The problem is, when you look at the data, Affirm is actually losing market share to the traditional providers. For example, last quarter, American Express grew its payment volume by $25.8 billion year over year to $420.2 billion. That growth is almost five times the size of Affirm's entire payment volume in the period.

Visa, Mastercard, and American Express retaining market share has nothing to do with a better business model but a distribution advantage for merchant acceptance. Visa is accepted by 100 million merchants around the world. Affirm is only accepted by 254,000. It will be a long, long time until Affirm closes this gap, if ever. This makes Visa cards and the Visa network more attractive for both merchants and shoppers because you know with certainty you can pay with a Visa card for virtually anything anywhere in the world.

At the end of the day, profits matter

Making matters worse, Affirm's business model seems to be broken. Last quarter, it generated $446 million in net revenue, up from $364 million a year ago. In order to grow its revenue by $80 million, Affirm generated an operating loss of $244 million. That is a $244 million operating loss just in one quarter.

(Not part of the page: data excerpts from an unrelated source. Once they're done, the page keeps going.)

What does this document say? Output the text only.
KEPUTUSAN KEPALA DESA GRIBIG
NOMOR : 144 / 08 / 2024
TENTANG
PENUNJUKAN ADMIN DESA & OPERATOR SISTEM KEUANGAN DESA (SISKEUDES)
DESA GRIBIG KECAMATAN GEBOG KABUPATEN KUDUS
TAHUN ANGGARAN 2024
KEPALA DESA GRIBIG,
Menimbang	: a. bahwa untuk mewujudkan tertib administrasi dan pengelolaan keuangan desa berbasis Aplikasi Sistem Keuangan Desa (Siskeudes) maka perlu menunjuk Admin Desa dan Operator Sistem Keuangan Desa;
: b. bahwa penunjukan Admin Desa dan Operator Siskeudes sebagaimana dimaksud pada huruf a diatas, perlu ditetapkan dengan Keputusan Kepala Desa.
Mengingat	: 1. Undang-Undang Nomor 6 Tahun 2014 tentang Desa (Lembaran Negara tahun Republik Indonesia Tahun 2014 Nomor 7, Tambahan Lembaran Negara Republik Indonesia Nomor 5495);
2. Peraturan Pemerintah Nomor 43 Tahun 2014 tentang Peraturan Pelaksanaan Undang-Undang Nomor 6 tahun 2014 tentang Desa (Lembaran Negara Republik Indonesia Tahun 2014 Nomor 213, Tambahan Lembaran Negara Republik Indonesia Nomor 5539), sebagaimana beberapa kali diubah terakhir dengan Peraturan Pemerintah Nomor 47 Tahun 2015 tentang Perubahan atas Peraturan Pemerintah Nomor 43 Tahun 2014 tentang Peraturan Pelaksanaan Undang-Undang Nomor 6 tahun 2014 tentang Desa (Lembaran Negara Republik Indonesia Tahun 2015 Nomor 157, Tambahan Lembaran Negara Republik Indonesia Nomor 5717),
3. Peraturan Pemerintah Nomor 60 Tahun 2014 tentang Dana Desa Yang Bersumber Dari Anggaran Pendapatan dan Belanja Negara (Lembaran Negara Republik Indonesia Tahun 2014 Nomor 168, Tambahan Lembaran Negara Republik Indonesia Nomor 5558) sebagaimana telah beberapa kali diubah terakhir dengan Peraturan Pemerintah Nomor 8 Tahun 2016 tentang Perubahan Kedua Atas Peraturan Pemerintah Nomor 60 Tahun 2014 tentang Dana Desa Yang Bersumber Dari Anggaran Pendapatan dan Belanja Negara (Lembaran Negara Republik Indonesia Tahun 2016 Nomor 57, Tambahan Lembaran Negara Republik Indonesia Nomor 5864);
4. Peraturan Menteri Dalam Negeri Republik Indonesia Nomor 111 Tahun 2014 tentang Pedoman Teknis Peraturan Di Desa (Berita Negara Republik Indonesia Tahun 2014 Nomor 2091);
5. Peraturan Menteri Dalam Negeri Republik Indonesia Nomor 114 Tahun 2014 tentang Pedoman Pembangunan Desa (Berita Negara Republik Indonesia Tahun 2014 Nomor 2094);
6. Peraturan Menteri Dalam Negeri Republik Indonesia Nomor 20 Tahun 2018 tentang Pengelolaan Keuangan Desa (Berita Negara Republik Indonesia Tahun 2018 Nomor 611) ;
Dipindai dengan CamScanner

Affirm spends a boatload of money on marketing, technology development, and general overhead costs. When you add this to the high fees, interest expenses on its loans taken out to extend consumer credit and loan losses, it is hard to see how the company has a path to profitability. Even if the company cut marketing, technology, and overhead costs in half, it would only save $212 million and still be operating in the red. Drastic cuts to these divisions would almost certainly affect Affirm's revenue growth, too. There are no good options here.

BNPL providers have no advantage over the traditional credit card networks and are losing market share. With a terribly unprofitable business, investors should stay far away from Affirm stock unless they make some major changes.